The default init method will take any crawler parameters and copy them to the crawler as attributes. The above example could also be written as follows:
import scrapy class MySpider(scrapy.Spider): name = 'myspider' def start_requests(self): yield scrapy.Request('http://www.example.com/categories/%s' % self.category)
Remember that the spider parameter is just a string. The crawler won't do any parsing on its own. If you want to set the start_urls property from the command line, you must parse it as a list yourself, using something like ast.literal_eval or json.loads, and then set it as a property. Otherwise, you end up iterating over a start_urls string (a very common Python trap), causing each character to be treated as a separate URL.
有效的用例是设置使用的http验证凭据HttpAuthMiddleware 或用户代理使用的用户代理UserAgentMiddleware:scrapy crawl myspider -a http_user=myuser -a http_pass=mypassw<a href="http://www.php.cn/wiki/1360.html" target="_blank">ord</a> -a user_agent=mybot
Spider参数也可以通过Scrapyd schedule.jsonAPI 传递。请参阅Scrapyd文档。
Scrapy附带一些有用的通用爬虫,你可以使用它来子类化你的爬虫。
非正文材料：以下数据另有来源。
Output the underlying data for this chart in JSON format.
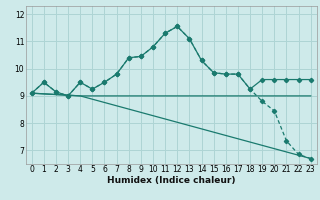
{
  "xlabel": "Humidex (Indice chaleur)",
  "bg_color": "#ceeaea",
  "grid_color": "#aed4d4",
  "line_color": "#1a7a6e",
  "xlim": [
    -0.5,
    23.5
  ],
  "ylim": [
    6.5,
    12.3
  ],
  "yticks": [
    7,
    8,
    9,
    10,
    11,
    12
  ],
  "xticks": [
    0,
    1,
    2,
    3,
    4,
    5,
    6,
    7,
    8,
    9,
    10,
    11,
    12,
    13,
    14,
    15,
    16,
    17,
    18,
    19,
    20,
    21,
    22,
    23
  ],
  "line1_x": [
    0,
    1,
    2,
    3,
    4,
    5,
    6,
    7,
    8,
    9,
    10,
    11,
    12,
    13,
    14,
    15,
    16,
    17,
    18,
    19,
    20,
    21,
    22,
    23
  ],
  "line1_y": [
    9.1,
    9.5,
    9.15,
    9.0,
    9.5,
    9.25,
    9.5,
    9.8,
    10.4,
    10.45,
    10.8,
    11.3,
    11.55,
    11.1,
    10.3,
    9.85,
    9.8,
    9.8,
    9.25,
    9.6,
    9.6,
    9.6,
    9.6,
    9.6
  ],
  "line2_x": [
    0,
    1,
    2,
    3,
    4,
    5,
    6,
    7,
    8,
    9,
    10,
    11,
    12,
    13,
    14,
    15,
    16,
    17,
    18,
    19,
    20,
    21,
    22,
    23
  ],
  "line2_y": [
    9.1,
    9.5,
    9.15,
    9.0,
    9.5,
    9.25,
    9.5,
    9.8,
    10.4,
    10.45,
    10.8,
    11.3,
    11.55,
    11.1,
    10.3,
    9.85,
    9.8,
    9.8,
    9.25,
    8.8,
    8.45,
    7.35,
    6.85,
    6.7
  ],
  "line3_x": [
    0,
    4,
    23
  ],
  "line3_y": [
    9.1,
    9.0,
    9.0
  ],
  "line4_x": [
    0,
    4,
    23
  ],
  "line4_y": [
    9.1,
    9.0,
    6.7
  ],
  "xlabel_fontsize": 6.5,
  "tick_fontsize": 5.5
}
他们的目的是为一些常见的抓取案例提供方便的功能,例如根据某些规则查看网站上的所有链接,从站点地图抓取或解析XML / CSV Feed。
对于在以下爬虫中使用的示例,我们假设您有一个TestItem
在myproject.items
模块中声明的项目:
import scrapy class TestItem(scrapy.Item): id = scrapy.Field() name = scrapy.Field() description = scrapy.Field()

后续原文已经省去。